Autre tendance : le ou la « schlague ». Un terme qui a plusieurs sens et qui à l’origine désignait en allemand « un châtiment qui consistait en coups de baguette sur le dos du fautif », selon la définition du Larousse. Si le mot signifie toujours « se faire obéir d’une façon brutale », il est également rentré dans le langage des « jeunes » dit le magazine Marianne, comme un « terme péjoratif » qui décrit quelqu’un d’un peu « à la ramasse », qui ne fait pas grand-chose de sa vie. Si le terme n’est pas flatteur, cela n’empêche nullement certains de s’en faire l’étendard.

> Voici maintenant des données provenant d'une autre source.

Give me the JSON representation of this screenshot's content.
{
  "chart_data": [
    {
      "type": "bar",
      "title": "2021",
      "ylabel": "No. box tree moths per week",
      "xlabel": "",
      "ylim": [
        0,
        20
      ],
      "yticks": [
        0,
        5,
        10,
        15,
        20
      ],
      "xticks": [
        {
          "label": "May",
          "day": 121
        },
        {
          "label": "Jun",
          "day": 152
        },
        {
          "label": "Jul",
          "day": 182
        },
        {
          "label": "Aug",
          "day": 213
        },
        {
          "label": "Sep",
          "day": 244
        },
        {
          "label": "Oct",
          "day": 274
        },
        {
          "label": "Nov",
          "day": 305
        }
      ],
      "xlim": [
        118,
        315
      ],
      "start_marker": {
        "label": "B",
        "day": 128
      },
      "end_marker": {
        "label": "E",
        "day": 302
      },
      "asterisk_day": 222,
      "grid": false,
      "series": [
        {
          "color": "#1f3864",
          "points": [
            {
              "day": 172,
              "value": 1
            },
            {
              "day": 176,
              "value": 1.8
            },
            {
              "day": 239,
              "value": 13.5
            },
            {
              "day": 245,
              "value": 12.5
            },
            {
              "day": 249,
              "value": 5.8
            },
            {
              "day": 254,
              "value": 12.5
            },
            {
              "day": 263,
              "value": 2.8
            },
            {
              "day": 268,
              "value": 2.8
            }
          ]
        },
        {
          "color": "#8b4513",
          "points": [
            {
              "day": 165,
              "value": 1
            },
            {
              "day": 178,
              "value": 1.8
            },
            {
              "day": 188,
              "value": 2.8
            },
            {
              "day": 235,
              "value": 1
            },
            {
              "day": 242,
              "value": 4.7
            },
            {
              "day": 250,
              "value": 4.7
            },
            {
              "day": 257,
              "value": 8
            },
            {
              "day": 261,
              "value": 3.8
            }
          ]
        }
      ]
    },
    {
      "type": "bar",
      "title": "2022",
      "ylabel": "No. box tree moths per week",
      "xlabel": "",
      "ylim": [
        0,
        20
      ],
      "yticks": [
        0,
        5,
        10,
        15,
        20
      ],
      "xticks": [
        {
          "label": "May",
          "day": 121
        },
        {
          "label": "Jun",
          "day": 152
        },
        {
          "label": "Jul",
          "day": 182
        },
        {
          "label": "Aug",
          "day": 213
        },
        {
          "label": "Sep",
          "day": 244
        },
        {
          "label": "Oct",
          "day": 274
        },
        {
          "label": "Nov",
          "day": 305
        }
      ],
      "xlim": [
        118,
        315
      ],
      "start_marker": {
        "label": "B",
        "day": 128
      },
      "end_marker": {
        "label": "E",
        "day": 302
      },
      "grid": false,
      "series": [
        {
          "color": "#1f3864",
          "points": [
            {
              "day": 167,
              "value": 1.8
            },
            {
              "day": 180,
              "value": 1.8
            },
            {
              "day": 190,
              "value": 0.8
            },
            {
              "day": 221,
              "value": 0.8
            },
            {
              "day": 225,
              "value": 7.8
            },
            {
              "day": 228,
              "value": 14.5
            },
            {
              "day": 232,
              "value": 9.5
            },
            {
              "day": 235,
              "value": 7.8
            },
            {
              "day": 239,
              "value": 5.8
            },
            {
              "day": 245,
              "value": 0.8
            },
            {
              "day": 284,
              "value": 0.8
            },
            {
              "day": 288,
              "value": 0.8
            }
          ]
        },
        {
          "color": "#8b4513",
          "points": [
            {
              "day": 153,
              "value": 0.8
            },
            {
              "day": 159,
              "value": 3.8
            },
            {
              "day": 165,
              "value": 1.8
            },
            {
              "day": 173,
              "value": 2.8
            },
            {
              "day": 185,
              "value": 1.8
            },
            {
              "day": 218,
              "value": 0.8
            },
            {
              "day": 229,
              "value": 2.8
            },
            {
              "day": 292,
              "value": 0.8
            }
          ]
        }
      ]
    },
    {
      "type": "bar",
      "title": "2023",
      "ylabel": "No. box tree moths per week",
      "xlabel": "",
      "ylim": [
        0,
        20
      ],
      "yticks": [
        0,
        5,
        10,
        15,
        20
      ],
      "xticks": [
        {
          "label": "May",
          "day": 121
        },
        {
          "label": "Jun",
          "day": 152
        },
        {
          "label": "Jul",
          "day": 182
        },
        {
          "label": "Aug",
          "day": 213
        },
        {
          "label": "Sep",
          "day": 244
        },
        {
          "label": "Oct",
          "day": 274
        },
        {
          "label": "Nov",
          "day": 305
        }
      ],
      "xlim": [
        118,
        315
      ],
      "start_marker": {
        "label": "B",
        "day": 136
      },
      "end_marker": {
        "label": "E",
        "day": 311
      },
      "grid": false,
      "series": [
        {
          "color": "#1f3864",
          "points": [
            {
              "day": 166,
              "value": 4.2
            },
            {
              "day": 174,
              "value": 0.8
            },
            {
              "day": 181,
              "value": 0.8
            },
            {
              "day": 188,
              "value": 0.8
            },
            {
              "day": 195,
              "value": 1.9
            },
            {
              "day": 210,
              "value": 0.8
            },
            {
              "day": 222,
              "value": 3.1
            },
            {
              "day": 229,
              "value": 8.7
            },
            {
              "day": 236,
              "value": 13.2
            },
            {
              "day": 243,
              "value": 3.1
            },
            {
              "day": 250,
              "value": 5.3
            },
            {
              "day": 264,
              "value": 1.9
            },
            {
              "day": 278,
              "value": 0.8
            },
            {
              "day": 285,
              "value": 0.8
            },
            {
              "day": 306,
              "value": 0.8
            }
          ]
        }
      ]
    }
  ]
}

Ralentir, les vacances mentales

Un mouvement commencé au milieu des années 80, dans les assiettes avec la Slow Food et qui s’est depuis étendu à pratiquement tous les domaines. Depuis on a redécouvert le Slow Sexe et la Slow Consommation. On notera au passage que le chemin est long puisqu’on estime, par exemple qu’une Européenne achète environ 30 kg de textile par an. Il y a aussi la Slow éducation: exit les parents « parents hélicoptères », qui planent au-dessus des enfants projetant angoisse et surchargeant d’activités. On n’oubliera pas non plus la Slow TV ou encore le Slow Tourisme.

Sénèque, Rousseau, Lafargue ou Russell défendent l’oisiveté

Selon le journaliste Tom Hodgkinson, l’attitude culpabilisante envers une certaine nonchalance « nous empêche de mener une vie selon nos désirs », explique-t-il dans L’Art d’être libre dans un monde absurde. Mais il n’est pas le seul.

Pour Sénèque l’oisiveté (« otium », en grec) n’est pas un vilain défaut précise France Culture. Au contraire cela permet un exil de la pensée qui offre l’occasion de méditer sur soi-même, sur les autres et sur le monde. C’est même le privilège du sage qui sait vivre en autarcie.

Chez Rousseau, la paresse s’inscrit dans la nature de l’homme. Cette « délicieuse indolence » serait notre ultime désir, notre passion naturelle la plus forte après la conservation de soi. Ce ne serait que « pour parvenir au repos que chacun travaille : c’est encore la paresse qui nous rend laborieux. »

Chez Lafargue, c’est un droit. Le travail devrait seulement être « un condiment de plaisir à la paresse » et ne devrait nous occuper que trois heures par jour. Ce serait la paresse qui devrait être considérée comme la norme. Chacun devrait avoir le droit d’user de sa propre personne à des fins désintéressées.

Pour Russell, dans son Eloge de l’oisiveté, les heures passées à se prélasser seraient les seuls véritables instants de bonheur. La morale du travail serait comme « une morale d’esclave », or « le monde moderne n’a nul besoin d’esclaves ».

La frugalité comme parade

Pour se détacher de la tyrannie du travail « forcé », l’une des options serait la frugalité ou encore la décroissance. Une tendance qui nous rend moins dépendants des finances et permet de reprendre le contrôle de sa vie. Ou autrement dit: celui qui n’a pas besoin de beaucoup, peut se contenter de peu.